C’est précisément quand «guider l’idéologie» est désespérément nécessaire! Que ce qui pourrait guider est introuvable.

Pendant des années et des décennies, les élites américaines (et européennes) et leurs médias de masse, ainsi que leurs points de vente éducatifs et de divertissement, ont systématiquement dépolitisé le cerveau de leurs citoyens. Pornographie, consumérisme et sitcoms au lieu de livres et de films profonds et philosophiques. Des voyages collectifs – souvent alcoolisés et axés sur le sexe -, au lieu de parcourir le monde à la recherche de connaissances, de réponses, tout en jetant des ponts entre différentes cultures (même entre celles des victimes et des agresseurs).

Les résultats sont de plus en plus évidents.

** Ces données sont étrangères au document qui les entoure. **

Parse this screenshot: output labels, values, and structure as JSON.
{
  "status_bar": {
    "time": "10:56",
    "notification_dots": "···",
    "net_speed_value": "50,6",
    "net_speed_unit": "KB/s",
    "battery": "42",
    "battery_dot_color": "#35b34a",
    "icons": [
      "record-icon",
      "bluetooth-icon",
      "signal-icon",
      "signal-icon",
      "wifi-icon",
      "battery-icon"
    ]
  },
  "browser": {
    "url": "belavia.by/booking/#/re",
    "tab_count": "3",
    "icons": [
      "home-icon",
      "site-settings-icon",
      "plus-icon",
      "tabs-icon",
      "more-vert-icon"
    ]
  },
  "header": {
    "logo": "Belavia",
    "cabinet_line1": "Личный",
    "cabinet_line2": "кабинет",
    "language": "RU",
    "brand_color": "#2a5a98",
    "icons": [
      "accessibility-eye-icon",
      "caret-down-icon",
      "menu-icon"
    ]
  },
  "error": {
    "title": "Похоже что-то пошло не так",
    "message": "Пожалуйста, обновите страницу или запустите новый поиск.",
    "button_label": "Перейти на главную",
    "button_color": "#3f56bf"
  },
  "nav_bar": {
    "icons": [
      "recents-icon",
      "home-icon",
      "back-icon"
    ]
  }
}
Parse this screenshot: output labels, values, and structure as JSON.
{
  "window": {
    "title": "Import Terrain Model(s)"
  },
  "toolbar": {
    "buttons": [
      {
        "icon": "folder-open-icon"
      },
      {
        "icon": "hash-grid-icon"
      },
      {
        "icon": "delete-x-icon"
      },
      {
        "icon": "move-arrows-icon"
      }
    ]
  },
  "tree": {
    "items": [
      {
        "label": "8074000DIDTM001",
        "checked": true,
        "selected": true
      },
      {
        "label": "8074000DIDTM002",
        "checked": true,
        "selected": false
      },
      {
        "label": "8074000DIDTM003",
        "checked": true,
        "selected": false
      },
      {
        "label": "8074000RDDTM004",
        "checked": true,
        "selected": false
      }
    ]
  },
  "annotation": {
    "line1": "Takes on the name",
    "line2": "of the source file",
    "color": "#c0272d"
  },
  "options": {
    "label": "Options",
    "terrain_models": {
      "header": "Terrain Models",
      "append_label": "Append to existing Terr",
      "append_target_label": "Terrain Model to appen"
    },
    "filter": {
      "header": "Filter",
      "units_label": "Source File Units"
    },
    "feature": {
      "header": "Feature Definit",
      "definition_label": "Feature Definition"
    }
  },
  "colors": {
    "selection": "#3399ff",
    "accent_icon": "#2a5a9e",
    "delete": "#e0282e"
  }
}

On a dit aux citoyens des pays occidentaux que les idéologies, en particulier celles de gauche, sont devenues «quelque chose qui appartient au passé», «quelque chose de lourd», peu attrayant et certainement pas «cool». Les masses occidentales l’ont accepté facilement, sans se rendre compte que sans les idéologies de gauche, il ne peut y avoir de changement, pas de révolution, ni d’opposition organisée au régime, qui pille le monde depuis plusieurs centaines d’années.

On leur a dit que les démocrates représentaient l’aile gauche et les républicains l’aile droite. Au fond, beaucoup sentaient que c’était des ordures. Il n’y a qu’un seul parti politique de droite aux États-Unis – démocrate-républicain. Mais il valait mieux pour la grande majorité ignorer ses propres instincts et nager avec le courant.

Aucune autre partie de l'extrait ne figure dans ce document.